Map:   0%|          | 0/2000 [00:00<?, ? examples/s]

📊 Test Results (2000 samples)
Exact Match (EM): 54.45
F1 Score: 68.42323437369109


# doing a sample test

In [13]:
import torch

def answer_question(question, context):
    inputs = tokenizer(question, context, return_tensors="pt")
    # Move input tensors to the same device as the model
    inputs = {k: v.to(model.device) for k, v in inputs.items()}
    with torch.no_grad():
        outputs = model(**inputs)
    start = torch.argmax(outputs.start_logits)
    end = torch.argmax(outputs.end_logits) + 1
    return tokenizer.convert_tokens_to_string(
        tokenizer.convert_ids_to_tokens(inputs["input_ids"][0][start:end])
    )

# Test 1
q1 = "Who developed the theory of relativity?"
c1 = "Albert Einstein developed the theory of relativity in the early 20th century."
print("Answer 1:", answer_question(q1, c1))

# Test 2
q2 = "What is the capital of France?"
c2 = "France is a country in Europe.
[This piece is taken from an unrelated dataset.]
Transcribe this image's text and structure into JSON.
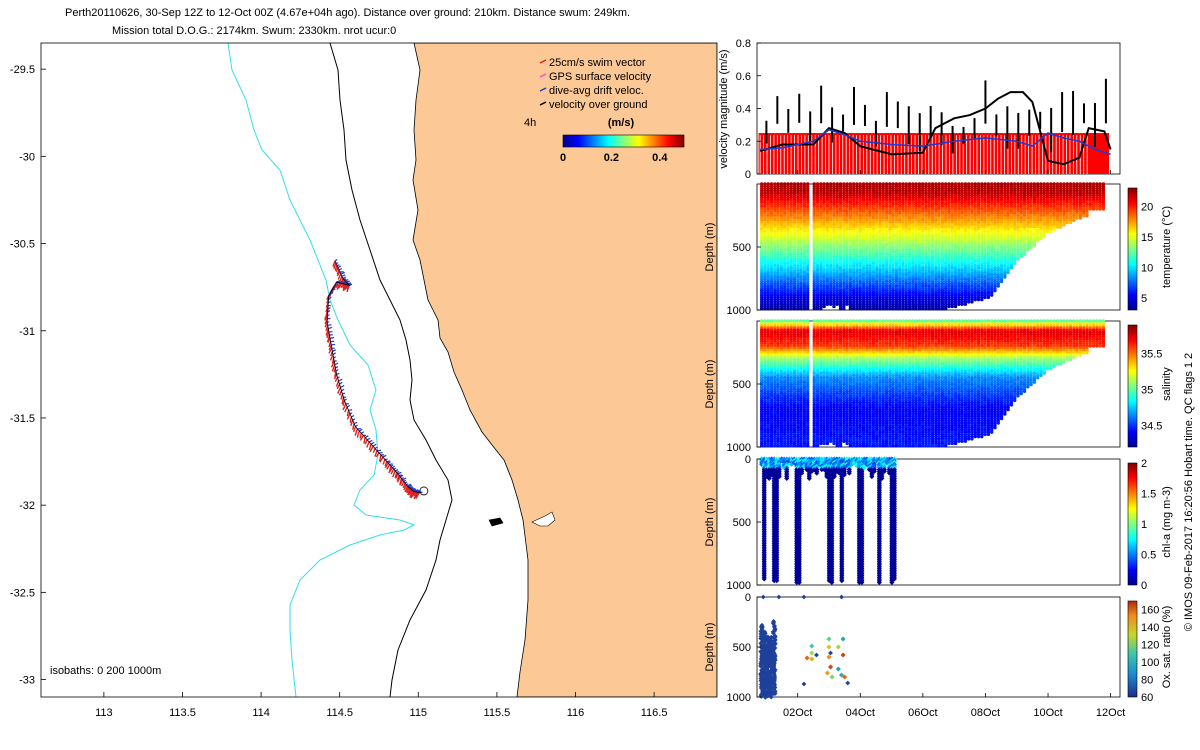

Its capital city is Paris."
print("Answer 2:", answer_question(q2, c2))

Answer 1: albert einstein
Answer 2: paris


# Reflection

**In this assignment**, I learned how to adapt a large dataset into custom splits for training, validation, and testing. I saw how extractive QA differs from classification because the model predicts spans instead of labels. Tokenization with context/question pairs and mapping answers to token positions was the most complex step. Training even on a small subset (5000/1000/2000) showed how the model quickly adapts to extract answers. Finally, testing with custom contexts demonstrated that fine-tuning helps the model select meaningful answer spans.